Montgomery's fourth objection-that the “Magistrate Judge granted Defendant Conrad's motion to supplement his motion for summary judgment for [Montgomery's] failure to respond when [s]he knew [he] had a new mailing address and properly notified the Court and likely wasn't served by Defendant and the Court” (Doc. No 199 at 1)-is unsupported by the record. Montgomery notified the Court that his new address was: 1045 Horsehead Road, Pikeville, TN 37367 (Doc. No. 190 at 2). The certificate of service shows that Conrad served Montgomery at that address (Doc. No. 193). Although Montgomery wants the Court to believe that he likely was not served, the record shows that Conrad served Montgomery at his new mailing address. Yet again, Montgomery fails to explain how this creates a genuine dispute of material fact. This objection is overruled.

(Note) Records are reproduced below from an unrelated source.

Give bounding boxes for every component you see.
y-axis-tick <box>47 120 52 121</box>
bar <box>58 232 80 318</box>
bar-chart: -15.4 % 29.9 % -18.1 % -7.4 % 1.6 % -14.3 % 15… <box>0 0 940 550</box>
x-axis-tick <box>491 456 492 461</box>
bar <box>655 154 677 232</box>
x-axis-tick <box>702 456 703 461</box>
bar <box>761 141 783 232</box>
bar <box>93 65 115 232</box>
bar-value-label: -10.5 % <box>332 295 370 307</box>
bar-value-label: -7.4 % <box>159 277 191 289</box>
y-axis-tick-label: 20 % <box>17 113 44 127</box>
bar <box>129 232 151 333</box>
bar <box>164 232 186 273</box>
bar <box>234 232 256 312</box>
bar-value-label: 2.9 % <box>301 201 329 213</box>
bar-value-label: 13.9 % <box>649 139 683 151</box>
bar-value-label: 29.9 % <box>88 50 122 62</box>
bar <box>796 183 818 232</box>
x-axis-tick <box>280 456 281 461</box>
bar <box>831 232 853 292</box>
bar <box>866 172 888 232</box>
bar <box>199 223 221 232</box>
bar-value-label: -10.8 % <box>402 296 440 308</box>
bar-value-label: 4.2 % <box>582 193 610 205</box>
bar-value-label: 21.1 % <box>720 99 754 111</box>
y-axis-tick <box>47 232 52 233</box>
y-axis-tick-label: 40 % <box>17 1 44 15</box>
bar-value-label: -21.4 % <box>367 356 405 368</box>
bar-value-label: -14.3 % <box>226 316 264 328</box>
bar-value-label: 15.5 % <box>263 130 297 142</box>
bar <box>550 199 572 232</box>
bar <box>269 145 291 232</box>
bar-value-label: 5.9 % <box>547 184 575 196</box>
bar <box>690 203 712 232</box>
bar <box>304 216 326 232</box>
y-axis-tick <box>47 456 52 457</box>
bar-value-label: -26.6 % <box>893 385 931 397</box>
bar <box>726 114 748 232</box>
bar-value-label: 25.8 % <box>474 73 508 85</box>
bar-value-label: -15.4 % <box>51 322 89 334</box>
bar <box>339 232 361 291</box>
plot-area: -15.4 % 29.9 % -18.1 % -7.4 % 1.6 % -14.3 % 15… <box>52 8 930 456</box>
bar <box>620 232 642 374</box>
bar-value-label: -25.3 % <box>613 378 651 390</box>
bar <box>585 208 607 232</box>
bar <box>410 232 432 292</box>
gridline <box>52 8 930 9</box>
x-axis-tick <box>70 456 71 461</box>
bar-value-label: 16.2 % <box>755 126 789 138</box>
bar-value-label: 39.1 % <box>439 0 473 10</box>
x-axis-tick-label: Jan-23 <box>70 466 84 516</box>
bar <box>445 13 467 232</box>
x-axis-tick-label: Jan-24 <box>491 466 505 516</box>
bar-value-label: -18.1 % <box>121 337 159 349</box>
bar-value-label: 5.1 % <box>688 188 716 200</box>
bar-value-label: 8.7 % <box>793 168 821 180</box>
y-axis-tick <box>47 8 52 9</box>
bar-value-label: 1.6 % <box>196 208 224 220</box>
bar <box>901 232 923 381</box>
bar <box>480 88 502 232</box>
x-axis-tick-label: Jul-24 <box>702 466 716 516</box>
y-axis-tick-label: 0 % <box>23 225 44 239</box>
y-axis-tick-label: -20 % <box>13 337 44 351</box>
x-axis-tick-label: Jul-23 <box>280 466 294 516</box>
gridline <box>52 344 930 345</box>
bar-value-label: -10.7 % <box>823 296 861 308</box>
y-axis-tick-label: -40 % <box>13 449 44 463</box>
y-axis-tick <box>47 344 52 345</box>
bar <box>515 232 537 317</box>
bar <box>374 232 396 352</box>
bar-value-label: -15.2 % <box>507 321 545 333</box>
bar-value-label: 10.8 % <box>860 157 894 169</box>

His final objection is equally unavailing. Montgomery argues that the Court failed to rule on his request for an extension for discovery by resetting the trial prep deadlines (Doc. No. 199 at 2). He further argues that this “failure” left him with inadequate time to respond and file his own motion for summary judgment. (Id.). This argument is nonsensical given that Montgomery not only responded to Defendants' motion, (Doc. Nos. 166, 168), but also filed his own motion (Doc. No. 176). Furthermore, Montgomery requested an extension to respond to Defendants' motions on November 21, 2023 (Doc. No. 164), and the Court extended the deadline to December 10, 2023. (Doc. No. 165). He responded nine days late to Wellpath and Metro Defendants' motion and seventeen days late to Conrad's motion. (See Doc. Nos. 166, 168). As such, the Court is unpersuaded that Montgomery had “inadequate time to respond.” (Doc. No. 199 at 2). This objection is overruled.
V. CONCLUSION
For the foregoing reasons, Montgomery's Objection to Magistrate's Report and Recommendation (Doc. No. 199) is overruled.
An appropriate order will be entered.